Las contradicciones y ambivalencias de su pensamiento, según algunos de sus ex alumnos, como David Staines y Donald Theall, serían muestras de que McLuhan siempre se dedicó a la literatura. Los estudios de sus favoritos Poe, Joyce, Eliot, Pound, Mallarmé, Rimbaud, Baudelaire fueron el fondo del cual habría emergido el lenguaje “tecnopoético” del literato convertido en opinator mediático y en relator de mitos. Para otros investigadores, como Arthur Kroker, McLuhan fue un “humanista digital” que intentaba preservar el más alto grado de libertad creativa mediante el proceso de sumergirse en la tecnoestructura para humanizarla. Por cierto, no pudo escapar de la fascinación de un establishment empresario que lo aplaudió y elevó a la categoría de gurú, acaso por su insensibilidad o indiferencia ante el problema de la apropiación privada de las tecnologías.
Otras interpretaciones de un personaje tan complejo han aislado observaciones prácticas valiosas de sus generalizaciones categóricas, impresionistas, y de sus predicciones fallidas o acertadas. McLuhan predijo a mediados de los años 60 un sistema de información y servicios similar a internet, pero también vaticinó que se extinguiría el baseball. Para Steven Mizrach, su obra es más sólida en el estudio de los cambios sociales y cognitivos producidos por la invención del alfabeto fonético y de la imprenta que en aquello que se presenta como su campo de acción por excelencia: la era electrónica.
El “gurú de los medios” ha sido cuestionado reiteradamente por su determinismo tecnológico, pero en la década de 1990 algunos han intentado rescatar los elementos dialécticos que se encontrarían en su método para analizar cómo emergen los distintos sistemas de comunicación. Para McLuhan, medios son tanto la radio como el ferrocarril, los anteojos como la lámpara eléctrica, el alfabeto como la rueda. Su relato de una historia determinada por invenciones técnicas excluye absolutamente la historia de los modos de producción, de la luchas de clases y de los cambios en las relaciones de propiedad. No obstante, investigadores como Paul Grosswiler y Judith Stamps, entre otros, han argumentado que el método abierto y procesual de McLuhan tiene vínculos con la dialéctica hegeliana y marxista y que puede servir de base teórica para estudiar la relación entre la economía política y la evolución de las comunicaciones, en particular si se observan las posibilidades de intervenir en forma autónoma en las intersecciones de hegemonía entre cada medio. En otras palabras, si se localizan las oportunidades históricas de apretar ese “botón correcto” para apagar la máquina.

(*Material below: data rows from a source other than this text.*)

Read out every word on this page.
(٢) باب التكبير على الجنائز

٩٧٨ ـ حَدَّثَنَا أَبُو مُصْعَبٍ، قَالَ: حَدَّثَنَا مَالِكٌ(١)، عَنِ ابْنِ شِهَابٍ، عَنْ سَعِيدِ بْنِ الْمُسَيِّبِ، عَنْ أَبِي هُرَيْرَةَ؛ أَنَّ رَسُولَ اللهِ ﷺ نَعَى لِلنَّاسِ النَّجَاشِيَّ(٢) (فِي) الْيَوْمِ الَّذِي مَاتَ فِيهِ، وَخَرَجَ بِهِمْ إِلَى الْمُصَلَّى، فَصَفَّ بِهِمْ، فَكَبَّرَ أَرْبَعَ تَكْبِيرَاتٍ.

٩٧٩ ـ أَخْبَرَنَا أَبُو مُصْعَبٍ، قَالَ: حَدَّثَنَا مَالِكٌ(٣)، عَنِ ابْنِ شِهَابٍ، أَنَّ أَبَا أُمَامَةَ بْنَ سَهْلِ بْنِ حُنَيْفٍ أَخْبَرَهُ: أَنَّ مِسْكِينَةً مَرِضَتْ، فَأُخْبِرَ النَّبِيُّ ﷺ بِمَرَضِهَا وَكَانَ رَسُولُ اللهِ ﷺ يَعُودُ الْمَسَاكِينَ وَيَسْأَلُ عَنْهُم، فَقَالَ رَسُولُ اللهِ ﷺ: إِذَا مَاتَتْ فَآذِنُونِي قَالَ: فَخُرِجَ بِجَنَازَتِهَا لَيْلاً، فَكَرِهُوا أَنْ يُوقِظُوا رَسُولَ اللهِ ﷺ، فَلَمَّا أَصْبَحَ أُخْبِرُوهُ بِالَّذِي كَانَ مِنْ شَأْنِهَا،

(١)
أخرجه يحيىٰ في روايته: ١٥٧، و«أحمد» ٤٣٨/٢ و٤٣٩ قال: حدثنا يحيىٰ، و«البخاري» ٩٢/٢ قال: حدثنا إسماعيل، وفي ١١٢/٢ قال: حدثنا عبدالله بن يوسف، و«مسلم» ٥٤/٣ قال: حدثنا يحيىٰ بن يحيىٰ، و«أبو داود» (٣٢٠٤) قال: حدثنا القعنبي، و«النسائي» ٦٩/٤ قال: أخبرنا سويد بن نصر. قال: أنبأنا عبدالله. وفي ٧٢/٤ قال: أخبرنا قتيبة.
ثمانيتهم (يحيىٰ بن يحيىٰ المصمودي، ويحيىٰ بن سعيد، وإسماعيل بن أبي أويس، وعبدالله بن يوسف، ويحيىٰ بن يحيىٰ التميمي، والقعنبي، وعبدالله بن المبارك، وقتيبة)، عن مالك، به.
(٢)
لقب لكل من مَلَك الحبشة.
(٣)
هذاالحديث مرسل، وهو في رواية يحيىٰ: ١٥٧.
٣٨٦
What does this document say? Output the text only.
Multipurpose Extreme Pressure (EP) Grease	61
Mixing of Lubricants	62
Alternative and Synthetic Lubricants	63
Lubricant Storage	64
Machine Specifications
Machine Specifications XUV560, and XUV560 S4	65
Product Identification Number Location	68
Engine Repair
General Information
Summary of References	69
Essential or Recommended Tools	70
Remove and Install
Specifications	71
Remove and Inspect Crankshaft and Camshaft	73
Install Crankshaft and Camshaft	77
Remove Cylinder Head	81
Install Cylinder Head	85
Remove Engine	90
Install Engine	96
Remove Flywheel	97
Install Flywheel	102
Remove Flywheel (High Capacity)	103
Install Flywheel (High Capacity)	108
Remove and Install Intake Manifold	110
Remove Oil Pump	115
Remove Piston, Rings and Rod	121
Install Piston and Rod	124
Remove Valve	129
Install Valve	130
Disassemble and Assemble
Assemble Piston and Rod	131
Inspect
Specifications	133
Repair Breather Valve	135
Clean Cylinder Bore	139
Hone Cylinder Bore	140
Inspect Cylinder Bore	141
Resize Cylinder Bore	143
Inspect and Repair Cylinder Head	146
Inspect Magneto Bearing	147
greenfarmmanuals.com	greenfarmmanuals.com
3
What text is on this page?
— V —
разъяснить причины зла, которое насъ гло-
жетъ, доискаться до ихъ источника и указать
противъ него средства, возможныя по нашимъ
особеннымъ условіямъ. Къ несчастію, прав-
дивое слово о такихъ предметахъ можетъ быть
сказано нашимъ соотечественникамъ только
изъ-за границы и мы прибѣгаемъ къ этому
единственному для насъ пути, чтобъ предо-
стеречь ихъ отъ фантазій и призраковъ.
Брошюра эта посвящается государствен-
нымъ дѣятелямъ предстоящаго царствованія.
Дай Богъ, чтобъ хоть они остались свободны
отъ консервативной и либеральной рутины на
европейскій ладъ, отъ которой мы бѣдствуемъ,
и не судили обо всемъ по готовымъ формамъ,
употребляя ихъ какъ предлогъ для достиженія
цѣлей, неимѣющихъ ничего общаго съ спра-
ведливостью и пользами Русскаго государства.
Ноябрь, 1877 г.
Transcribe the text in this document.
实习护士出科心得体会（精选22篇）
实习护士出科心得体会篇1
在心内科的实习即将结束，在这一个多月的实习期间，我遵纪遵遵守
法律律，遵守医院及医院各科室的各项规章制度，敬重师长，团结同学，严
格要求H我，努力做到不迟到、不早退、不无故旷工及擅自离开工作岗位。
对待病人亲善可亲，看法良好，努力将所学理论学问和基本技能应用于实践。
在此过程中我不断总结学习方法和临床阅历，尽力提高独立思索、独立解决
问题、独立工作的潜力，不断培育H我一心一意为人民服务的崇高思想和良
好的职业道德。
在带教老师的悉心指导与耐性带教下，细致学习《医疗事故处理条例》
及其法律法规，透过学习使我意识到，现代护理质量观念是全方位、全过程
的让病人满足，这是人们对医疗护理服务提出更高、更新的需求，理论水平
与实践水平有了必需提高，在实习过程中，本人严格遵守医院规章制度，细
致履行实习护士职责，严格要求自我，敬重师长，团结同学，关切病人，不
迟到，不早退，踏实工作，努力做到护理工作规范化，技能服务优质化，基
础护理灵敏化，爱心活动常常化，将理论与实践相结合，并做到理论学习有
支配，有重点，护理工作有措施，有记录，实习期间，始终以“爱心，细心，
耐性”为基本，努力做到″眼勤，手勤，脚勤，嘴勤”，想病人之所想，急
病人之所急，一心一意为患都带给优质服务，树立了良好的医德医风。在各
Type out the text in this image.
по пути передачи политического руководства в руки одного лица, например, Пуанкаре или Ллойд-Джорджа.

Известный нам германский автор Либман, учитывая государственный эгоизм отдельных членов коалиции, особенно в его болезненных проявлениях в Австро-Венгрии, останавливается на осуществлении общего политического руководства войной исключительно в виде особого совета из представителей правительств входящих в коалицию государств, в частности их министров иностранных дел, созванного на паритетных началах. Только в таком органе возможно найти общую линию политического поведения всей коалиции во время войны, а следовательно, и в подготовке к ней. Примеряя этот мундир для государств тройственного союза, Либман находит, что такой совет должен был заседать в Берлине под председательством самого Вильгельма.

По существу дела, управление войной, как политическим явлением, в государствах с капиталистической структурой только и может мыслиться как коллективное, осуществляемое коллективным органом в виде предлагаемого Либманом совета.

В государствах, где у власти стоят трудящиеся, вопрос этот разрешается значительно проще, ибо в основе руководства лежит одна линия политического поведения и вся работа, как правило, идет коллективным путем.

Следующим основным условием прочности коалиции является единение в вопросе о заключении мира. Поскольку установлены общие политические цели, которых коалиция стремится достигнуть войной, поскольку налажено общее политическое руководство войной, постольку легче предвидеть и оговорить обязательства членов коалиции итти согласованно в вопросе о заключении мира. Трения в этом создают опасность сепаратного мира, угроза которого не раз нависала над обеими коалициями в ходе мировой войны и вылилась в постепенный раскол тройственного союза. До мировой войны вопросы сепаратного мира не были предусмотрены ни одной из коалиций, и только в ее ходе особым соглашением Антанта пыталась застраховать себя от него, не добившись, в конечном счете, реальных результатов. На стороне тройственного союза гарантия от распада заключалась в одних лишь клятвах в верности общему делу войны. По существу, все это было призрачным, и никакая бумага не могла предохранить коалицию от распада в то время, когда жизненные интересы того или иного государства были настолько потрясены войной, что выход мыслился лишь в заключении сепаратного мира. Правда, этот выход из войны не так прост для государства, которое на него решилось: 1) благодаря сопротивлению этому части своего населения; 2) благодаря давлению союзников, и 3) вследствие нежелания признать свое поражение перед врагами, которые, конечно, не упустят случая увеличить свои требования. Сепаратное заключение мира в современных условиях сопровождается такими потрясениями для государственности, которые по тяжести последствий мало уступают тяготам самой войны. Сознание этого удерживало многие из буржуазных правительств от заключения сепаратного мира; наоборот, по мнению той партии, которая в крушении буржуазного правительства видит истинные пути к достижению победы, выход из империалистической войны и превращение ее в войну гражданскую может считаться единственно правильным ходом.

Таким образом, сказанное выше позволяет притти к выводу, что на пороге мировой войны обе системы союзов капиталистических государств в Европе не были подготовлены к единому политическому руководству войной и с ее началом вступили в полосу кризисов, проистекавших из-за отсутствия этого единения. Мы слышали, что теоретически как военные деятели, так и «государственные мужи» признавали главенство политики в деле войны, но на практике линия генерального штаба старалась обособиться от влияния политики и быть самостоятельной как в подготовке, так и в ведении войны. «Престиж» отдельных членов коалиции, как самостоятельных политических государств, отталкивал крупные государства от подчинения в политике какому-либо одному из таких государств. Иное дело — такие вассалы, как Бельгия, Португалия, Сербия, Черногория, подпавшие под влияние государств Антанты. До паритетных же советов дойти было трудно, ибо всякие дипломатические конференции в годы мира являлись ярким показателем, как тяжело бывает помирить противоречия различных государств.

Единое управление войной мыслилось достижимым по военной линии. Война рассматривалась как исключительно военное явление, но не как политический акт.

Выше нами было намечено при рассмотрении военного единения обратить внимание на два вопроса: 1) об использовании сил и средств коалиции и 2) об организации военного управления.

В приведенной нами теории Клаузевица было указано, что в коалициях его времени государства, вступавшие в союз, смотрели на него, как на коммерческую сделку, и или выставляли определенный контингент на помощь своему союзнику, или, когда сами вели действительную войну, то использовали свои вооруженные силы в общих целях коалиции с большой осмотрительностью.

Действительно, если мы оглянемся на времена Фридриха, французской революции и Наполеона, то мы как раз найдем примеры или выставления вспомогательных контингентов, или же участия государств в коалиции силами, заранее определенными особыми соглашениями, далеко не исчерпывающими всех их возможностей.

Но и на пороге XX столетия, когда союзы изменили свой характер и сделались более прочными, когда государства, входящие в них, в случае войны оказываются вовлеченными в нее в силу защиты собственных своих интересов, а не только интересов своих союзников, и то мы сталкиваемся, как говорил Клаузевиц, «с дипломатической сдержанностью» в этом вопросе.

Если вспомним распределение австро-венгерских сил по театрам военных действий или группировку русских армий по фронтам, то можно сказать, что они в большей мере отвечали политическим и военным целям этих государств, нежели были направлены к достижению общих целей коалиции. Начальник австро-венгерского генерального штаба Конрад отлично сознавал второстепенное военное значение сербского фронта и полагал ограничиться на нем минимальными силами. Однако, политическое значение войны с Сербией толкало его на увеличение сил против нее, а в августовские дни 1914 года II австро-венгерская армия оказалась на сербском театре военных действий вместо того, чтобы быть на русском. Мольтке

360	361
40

Cómo leer hoy a McLuhan desde este lado del mundo, en uno de los barrios periféricos de esa “aldea global” incapaz de proveer de teléfonos, internet, educación y alimentos a la mayoría de su población pero cuyas elites utilizan toda nueva tecnología para aumentar la vigilancia, es harina de otro costal. Acaso no lo hemos leído lo suficiente en clave regional/local o sospechamos que, como buena mezcla de telepredicador, humorista, erudito, visionario y petardista, McLuhan puede ser interpretado de muchas maneras. Queda pendiente la pregunta de si su recuperación será relevante para un pensamiento crítico del siglo XXI.